I remember the next day the majority of the boys wanted to play tackle football and I didn't want too. Not that I didn't ever play football with my friends but we always played touch football and I was afraid I couldn't play as good as the rest of them or that I would get hurt. So myself and a couple of the other boys who were not really into sports decided to go on an adventure. I was the leader. There was a trail behind my moms house and we went through the woods to discover a lost mountain. They didn't believe that there was a mountain there but I was ready to prove it to them all. On the other side of the trail there was what might have been a landfill, I'm not sure, but it was a pile of something. A pile so big that it resembled a mountain. The kids were in awe when we came upon it and we had fun trekking through the woods on a real adventure. That all came to an end when the rest of the boys came looking for us to tell us that we were in trouble. My mom didn't know where we were and at that point it wasn't fun anymore. Back then I knew that in trouble meant getting spanked but to me it felt more like getting beat. And that's exactly what happened. My mom beat me with a belt in front of all my friends and family. She then proceeded to spank the other kids that were with me..not as hard as she did me...but the fact that she spanked my friends embarrassed me.

​The next few years I remember the same types of parties with family and friends followed by a party they would have for my grandmother. My grandmother's death, when I was 15, took a huge part of my happiness. It really became difficult to even think about my birthday. My teenage years were very depressing for me. I wasn't popular and didn't have many friends.
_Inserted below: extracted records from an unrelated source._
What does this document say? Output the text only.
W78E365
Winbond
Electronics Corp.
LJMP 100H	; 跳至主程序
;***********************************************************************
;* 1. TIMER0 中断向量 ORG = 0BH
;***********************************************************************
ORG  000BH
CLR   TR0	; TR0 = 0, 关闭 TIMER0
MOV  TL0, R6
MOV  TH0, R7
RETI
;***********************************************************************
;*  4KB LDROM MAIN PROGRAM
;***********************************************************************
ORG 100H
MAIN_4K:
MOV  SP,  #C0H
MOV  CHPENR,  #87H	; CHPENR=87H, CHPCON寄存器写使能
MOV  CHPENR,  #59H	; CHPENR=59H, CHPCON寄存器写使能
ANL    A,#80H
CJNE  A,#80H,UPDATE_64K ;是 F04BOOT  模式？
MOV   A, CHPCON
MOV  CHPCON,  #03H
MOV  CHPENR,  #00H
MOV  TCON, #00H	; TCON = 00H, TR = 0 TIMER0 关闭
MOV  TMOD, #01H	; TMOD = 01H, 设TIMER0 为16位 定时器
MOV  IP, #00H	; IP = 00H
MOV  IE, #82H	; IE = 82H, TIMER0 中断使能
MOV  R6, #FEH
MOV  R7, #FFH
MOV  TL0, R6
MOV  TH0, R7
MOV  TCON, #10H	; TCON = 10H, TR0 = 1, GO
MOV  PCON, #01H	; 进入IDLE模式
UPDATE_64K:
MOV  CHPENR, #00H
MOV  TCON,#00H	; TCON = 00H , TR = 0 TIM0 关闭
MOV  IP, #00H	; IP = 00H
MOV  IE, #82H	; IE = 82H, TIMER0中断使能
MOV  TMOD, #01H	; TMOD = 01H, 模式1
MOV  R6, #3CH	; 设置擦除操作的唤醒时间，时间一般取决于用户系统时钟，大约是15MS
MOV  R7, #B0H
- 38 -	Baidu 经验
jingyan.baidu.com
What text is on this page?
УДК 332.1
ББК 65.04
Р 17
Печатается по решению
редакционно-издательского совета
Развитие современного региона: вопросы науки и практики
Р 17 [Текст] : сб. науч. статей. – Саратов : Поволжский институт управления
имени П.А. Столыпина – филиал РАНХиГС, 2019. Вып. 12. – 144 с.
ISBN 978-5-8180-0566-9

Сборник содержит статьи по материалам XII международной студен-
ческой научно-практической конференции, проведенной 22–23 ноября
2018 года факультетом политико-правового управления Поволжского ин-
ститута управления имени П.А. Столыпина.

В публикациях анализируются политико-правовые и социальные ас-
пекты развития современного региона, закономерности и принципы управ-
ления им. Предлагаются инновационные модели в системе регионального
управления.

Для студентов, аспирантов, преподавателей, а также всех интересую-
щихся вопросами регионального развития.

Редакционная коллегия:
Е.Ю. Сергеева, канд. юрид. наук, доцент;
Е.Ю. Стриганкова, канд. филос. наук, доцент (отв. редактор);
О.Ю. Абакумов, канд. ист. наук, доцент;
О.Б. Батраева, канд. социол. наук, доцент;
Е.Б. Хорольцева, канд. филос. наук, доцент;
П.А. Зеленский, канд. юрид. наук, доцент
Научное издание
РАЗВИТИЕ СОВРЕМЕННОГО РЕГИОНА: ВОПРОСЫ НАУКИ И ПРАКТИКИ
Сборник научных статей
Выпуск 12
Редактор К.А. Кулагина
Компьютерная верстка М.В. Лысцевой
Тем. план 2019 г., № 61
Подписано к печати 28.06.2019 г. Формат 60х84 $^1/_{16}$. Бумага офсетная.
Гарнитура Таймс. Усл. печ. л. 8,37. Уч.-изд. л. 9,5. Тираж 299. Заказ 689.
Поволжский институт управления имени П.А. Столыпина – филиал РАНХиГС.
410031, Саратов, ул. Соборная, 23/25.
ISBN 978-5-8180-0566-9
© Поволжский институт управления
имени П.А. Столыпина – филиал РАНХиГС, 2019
I didn't go to parties. I was very self conscious and had low self esteem. So when my birthday would come I would dread the day. All the phone calls wishing me happy birthday when I wasn't happy. Everyone using my birthday as an excuse to party and couldn't understand that I would rather not be bothered. It continues to this day. I regret the day I joined facebook for this reason alone. I really don't mind all the well wishes and acknowledgments on my birthday but I could do without all the small talk and phony conversations with people who generally wouldn't pay me too much attention. Then someone would ask that awful question. What are you going to do for your birthday? Most of the time I just want to say nothing but I know that would make people think something is wrong with me. I think people expect that you should want to celebrate that day because most of them look forward to it themselves and plan months in advanced for their own birthdays. Most people can't fathom the idea of someone being depressed on their birthday.

I've come to realize that it's hard to celebrate a day that you've never appreciated. When you go through life wishing you were never born or wishing you were dead it's hard to celebrate life. Even when I'm at a point in life where I am becoming more positive in my thoughts it's still hard for me to value myself.

Being 33 years old now I'm trying to gain a new perspective. There are so many things I want to achieve by 40 and I am becoming more focused and determined about achieving things and being successful. With that in mind...I still have issues with self esteem. Hopefully at 40 years old I will feel like I have something to celebrate and would want others to share in that with with me. Right now, I'm still a work in progress and all the attention around my birthday is too much too soon. I really do appreciate people being thoughtful, I just know that it is going to take some time for me to open up in regards to appreciating myself. I don't like being forced to focus on myself year after year when all I can see is my flaws. Hopefully this idea I have about myself will change and with all the other things I've had to overcome I believe that someday in the future I will finally be able to welcome my birthday with open arms. But right now I just hate it...lol.